When we returned to democracy in 1999, many Nigerians thought that the Peoples Democratic Party (PDP) led federal government would reverse the trend of the nebulous economic policy, which some call the Washington Consensus or the International Monetary Fund (IMF) simulated programme, but they did not.

Rather, what the PDP did, quoting Mr. President Chatham speech once again, was that they, “created two economies in one country, a sorry tale of two nations: one economy for a few who have so much in their tiny island of prosperity; and the other economy for the many who have so little in their vast ocean of misery.’

As Professor Sam Aluko of blessed memory noted, “The Nigerian economy is moreover not yet a modernised or capitalist economy, even though the ongoing reform programmes try to run a capitalist economy without capital.”

My understanding of the progressive era being constructed is anchored on President Buhari’s belief that corruption will kill Nigeria if we do not kill corruption. The task is to eradicate poverty, provide employment and mitigate the growing inequality, as articulated in his road map to our collective development. He also believes that not all Nigerians are thieves and that with collective efforts more will be achieved.

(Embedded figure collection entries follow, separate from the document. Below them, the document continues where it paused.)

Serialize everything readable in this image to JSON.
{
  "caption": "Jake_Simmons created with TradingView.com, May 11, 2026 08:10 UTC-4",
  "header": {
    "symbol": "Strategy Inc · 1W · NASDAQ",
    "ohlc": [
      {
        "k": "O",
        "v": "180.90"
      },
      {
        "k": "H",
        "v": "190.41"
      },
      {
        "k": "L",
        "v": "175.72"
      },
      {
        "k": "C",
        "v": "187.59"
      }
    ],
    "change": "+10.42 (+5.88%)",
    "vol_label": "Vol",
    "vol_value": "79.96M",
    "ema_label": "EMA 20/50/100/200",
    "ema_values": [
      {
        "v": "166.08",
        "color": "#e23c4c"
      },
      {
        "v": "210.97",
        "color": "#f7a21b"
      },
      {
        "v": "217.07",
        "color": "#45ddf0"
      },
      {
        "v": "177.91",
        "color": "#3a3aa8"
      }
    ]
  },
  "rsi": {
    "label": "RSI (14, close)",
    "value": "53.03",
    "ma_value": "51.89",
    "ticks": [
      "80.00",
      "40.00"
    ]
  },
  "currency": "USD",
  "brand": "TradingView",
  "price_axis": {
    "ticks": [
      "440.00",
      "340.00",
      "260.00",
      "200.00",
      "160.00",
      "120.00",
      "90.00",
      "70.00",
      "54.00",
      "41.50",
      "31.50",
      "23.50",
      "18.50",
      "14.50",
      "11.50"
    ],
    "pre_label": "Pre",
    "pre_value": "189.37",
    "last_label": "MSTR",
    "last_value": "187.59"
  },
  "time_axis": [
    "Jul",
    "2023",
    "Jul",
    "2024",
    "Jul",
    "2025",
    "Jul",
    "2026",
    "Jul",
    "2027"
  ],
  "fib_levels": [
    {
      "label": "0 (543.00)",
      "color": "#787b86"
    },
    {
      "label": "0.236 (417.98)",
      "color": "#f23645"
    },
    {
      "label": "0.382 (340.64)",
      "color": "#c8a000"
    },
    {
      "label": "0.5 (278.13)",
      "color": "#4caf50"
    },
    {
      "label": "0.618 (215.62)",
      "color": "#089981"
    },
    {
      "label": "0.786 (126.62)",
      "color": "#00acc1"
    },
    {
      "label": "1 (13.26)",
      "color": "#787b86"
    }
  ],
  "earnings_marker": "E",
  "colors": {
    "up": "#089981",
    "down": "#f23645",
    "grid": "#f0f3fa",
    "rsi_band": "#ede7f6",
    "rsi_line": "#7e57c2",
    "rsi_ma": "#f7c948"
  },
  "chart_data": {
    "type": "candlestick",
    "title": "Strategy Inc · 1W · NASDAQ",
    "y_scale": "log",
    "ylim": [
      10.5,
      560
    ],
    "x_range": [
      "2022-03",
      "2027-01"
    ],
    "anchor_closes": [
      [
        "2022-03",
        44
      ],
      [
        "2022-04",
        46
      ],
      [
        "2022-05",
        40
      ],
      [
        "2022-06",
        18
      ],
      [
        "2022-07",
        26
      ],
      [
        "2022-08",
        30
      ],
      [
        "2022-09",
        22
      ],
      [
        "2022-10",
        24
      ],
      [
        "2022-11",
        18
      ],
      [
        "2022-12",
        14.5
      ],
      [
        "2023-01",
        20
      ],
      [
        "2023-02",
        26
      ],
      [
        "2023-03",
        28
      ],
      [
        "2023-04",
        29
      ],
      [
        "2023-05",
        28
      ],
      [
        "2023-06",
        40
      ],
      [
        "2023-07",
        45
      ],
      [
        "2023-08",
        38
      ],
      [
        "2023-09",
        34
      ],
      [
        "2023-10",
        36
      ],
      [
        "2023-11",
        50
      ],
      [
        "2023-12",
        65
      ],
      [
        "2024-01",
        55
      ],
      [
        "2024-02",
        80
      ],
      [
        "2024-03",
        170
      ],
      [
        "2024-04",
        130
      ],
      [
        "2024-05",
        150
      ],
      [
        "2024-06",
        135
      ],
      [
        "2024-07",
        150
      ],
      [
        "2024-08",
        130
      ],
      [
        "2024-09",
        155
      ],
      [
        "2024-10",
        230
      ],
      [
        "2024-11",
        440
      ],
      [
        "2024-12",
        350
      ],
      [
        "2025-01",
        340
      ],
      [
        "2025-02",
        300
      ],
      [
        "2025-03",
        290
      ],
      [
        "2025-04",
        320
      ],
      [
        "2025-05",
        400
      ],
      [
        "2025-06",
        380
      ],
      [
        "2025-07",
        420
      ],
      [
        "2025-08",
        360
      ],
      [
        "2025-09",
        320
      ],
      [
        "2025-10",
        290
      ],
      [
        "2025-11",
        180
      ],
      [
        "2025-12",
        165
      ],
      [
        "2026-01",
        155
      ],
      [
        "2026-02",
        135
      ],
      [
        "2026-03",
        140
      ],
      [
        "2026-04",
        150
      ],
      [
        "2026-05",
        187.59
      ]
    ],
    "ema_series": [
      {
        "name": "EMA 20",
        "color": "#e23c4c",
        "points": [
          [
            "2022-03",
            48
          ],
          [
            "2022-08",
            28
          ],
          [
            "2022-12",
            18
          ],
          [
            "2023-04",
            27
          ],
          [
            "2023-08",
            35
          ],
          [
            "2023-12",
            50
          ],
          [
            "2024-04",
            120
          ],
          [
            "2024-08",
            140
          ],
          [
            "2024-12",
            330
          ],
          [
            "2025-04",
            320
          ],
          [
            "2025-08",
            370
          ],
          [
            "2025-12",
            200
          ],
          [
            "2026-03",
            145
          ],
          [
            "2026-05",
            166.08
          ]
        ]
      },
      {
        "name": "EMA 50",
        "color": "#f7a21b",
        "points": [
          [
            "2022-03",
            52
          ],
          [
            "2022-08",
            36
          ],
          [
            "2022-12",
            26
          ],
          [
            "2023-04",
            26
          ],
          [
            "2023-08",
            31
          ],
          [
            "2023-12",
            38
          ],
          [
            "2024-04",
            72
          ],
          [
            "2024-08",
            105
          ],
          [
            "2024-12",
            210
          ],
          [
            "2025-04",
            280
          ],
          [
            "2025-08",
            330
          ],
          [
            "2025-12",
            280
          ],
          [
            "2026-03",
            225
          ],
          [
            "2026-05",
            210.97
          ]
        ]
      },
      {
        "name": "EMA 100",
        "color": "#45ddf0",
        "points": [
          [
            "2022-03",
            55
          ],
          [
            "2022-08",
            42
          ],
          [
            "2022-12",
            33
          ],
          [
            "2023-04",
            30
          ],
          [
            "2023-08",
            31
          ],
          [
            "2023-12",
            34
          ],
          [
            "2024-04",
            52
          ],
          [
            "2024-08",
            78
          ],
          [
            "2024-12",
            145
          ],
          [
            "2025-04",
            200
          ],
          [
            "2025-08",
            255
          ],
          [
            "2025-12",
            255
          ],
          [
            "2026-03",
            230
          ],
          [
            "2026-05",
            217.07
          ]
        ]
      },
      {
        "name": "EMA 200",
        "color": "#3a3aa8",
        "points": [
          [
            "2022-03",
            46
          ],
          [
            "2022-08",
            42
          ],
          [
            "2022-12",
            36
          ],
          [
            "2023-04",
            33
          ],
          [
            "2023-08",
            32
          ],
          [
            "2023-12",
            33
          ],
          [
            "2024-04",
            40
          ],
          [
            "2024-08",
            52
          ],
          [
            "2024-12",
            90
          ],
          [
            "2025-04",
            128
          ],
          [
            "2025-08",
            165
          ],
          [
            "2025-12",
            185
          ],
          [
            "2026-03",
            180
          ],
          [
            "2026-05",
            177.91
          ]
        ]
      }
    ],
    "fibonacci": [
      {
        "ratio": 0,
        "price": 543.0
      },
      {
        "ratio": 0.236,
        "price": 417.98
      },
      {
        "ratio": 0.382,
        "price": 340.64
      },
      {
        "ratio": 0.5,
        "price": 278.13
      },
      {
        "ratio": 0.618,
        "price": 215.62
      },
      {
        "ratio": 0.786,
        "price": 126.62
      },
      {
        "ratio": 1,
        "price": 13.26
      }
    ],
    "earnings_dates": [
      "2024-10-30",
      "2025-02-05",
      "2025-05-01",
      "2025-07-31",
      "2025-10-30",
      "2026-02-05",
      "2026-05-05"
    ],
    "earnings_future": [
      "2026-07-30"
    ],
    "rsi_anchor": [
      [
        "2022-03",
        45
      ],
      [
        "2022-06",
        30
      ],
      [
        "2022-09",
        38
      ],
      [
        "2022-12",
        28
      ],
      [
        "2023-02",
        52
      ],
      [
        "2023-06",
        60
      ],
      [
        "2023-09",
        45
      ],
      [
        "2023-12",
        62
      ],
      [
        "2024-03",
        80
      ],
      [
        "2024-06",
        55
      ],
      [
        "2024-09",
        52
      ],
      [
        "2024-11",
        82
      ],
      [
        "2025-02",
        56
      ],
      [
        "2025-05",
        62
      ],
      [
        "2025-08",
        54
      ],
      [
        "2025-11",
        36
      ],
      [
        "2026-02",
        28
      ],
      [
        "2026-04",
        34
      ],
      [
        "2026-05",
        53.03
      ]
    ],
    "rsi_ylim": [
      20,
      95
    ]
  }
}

The progressive era is more or less located in the mixed economy spectrum, as the input of the private sector is still highly courted by Mr. President. The society is the greatest beneficiary, where the state and the private sector work in harmony.

Alternatively the society like ours is in peril, where the state is in recess and has abandoned its primary responsibilities; because we cannot build a capitalist state without an industrial society nor an industrial society without critical social and physical infrastructure.

The journey has begun, the Treasury Single Account (TSA), the Professor Itse Sagay anti-graft committee and the relocation of the military command headquarters to Maiduguri are all aimed at building the blocks for a progressive Nigeria.

For those who tag the ongoing war against corruption as selective, one counsels that they should rest assured that sooner or later, there will be no boundaries. The president wants to restore faith in the anti-graft agencies; for a cursory study of principle of dialects will convince any one that the thesis will lead to a synthesis and nowhere for thieves to hide.

In sum, Mr. President has demonstrated his commitment to fight insurgency and corruption and has designed the economic road map for the greatest number of Nigerians to participate in the socio-economic activities without hitch or hindrance. This is the foundation for a progressive Nigeria and a road-map to a win-win-scenario.

Osita Okechukwu is a member of the All Progressives Congress (APC).